Dari atas, aku dapat memandangi bocah pengamen yang buncah dan tengah bermandikan rinai hujan. Tubuh mungilnya masih sigap berdiri sembari mengalunkan suara nyanyian di setiap jendela mobil. Payung yang berwarna-warni tampak berjalan di bawah langit malam, terkadang berhenti cukup lama di pinggir jalan menunggu bus datang atau bergerak mundur agar tidak terkena cipratan genangan air akibat gilasan ban mobil.
Semakin lama kupandangi, jendela di hadapanku semakin berembun. Seolah memburamkan semua ingatan yang tengah aku buka. Aku memilih membuka jendela berembun tersebut. Dengan begitu, tempias hujan menelisik wajahku yang nampak muram. Dari ujung mataku, aku melihat laron yang terbang masuk dan segera mengarah ke sinar lampu putih yang menyala terang. Perangainya seperti bocah bebal. Berterbangan dan mengitari lampu dengan suka cita.

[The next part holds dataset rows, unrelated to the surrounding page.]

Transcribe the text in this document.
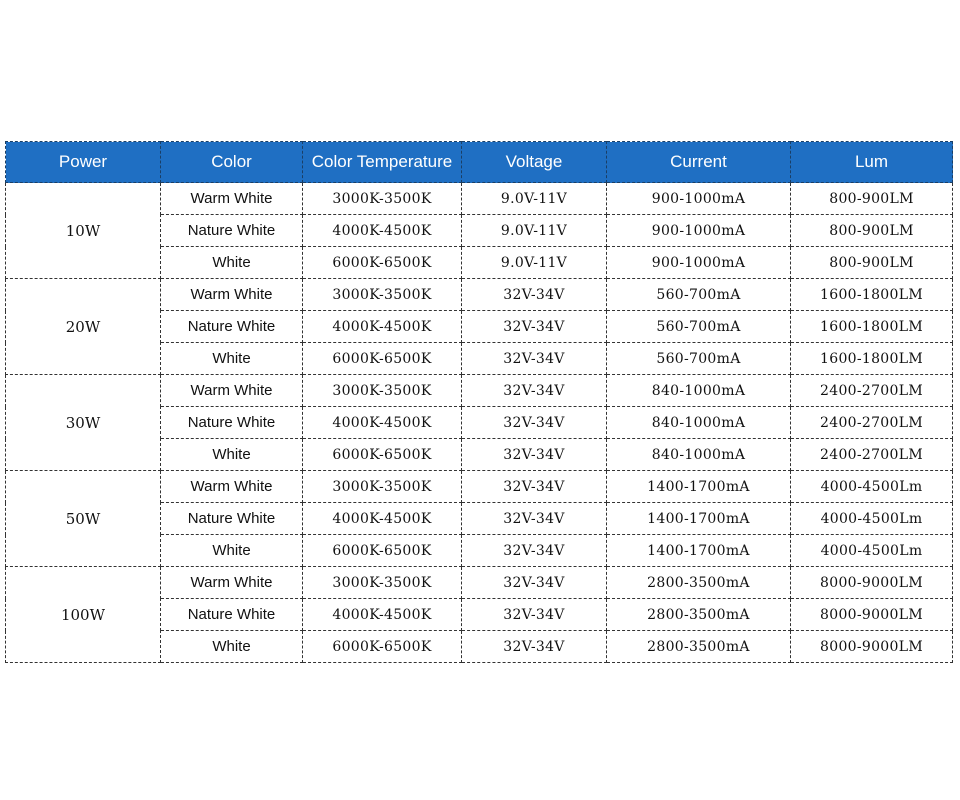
Power	Color	Color Temperature	Voltage	Current	Lum
10W	Warm White	3000K-3500K	9.0V-11V	900-1000mA	800-900LM
	Nature White	4000K-4500K	9.0V-11V	900-1000mA	800-900LM
	White	6000K-6500K	9.0V-11V	900-1000mA	800-900LM
20W	Warm White	3000K-3500K	32V-34V	560-700mA	1600-1800LM
	Nature White	4000K-4500K	32V-34V	560-700mA	1600-1800LM
	White	6000K-6500K	32V-34V	560-700mA	1600-1800LM
30W	Warm White	3000K-3500K	32V-34V	840-1000mA	2400-2700LM
	Nature White	4000K-4500K	32V-34V	840-1000mA	2400-2700LM
	White	6000K-6500K	32V-34V	840-1000mA	2400-2700LM
50W	Warm White	3000K-3500K	32V-34V	1400-1700mA	4000-4500Lm
	Nature White	4000K-4500K	32V-34V	1400-1700mA	4000-4500Lm
	White	6000K-6500K	32V-34V	1400-1700mA	4000-4500Lm
100W	Warm White	3000K-3500K	32V-34V	2800-3500mA	8000-9000LM
	Nature White	4000K-4500K	32V-34V	2800-3500mA	8000-9000LM
	White	6000K-6500K	32V-34V	2800-3500mA	8000-9000LM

Kepak sayapnya kini membawa ia beralih dan hinggap di stoples kaca, di ujung meja kerjaku. Stoples kaca yang penuh kenangan. Laron tersebut rupanya sedang sengaja membuka potongan kisah yang pahit, dan menghujam nuraniku yang masih rapuh akibat duka. Mataku terasa kebas, penglihatanku terhalangi bias air mata yang mulai menetes. Potongan kenangan tersebut masih segar di ingatanku.
***
Semenjak kecil aku hanya mengenal sosok seorang ibu. Tak ada sepotong kenangan pun yang menjadi memoar tentangku dan bapak. Ingatanku yang masih muda tak dapat mengikat kejadian yang telah lewat. Yang aku tahu bapak telah kawin dengan orang lain. Orang-orang mengatakan bapakku kawin dengan seorang ratu. Ratu Pantai Selatan. Bapak dahulu seorang nelayan, biasa mencari ikan tengiri untuk bahan kerupuk yang dibuat ibu. Tapi, ia tak pernah kembali. Boleh jadi ia lebih senang berdampingan dengan Ratu Pantai Selatan. Dan dirinya lebih nyaman hidup di sana, bersenandung dengan ombak, dan bercengkrama dengan hewan-hewan laut yang beraneka warna.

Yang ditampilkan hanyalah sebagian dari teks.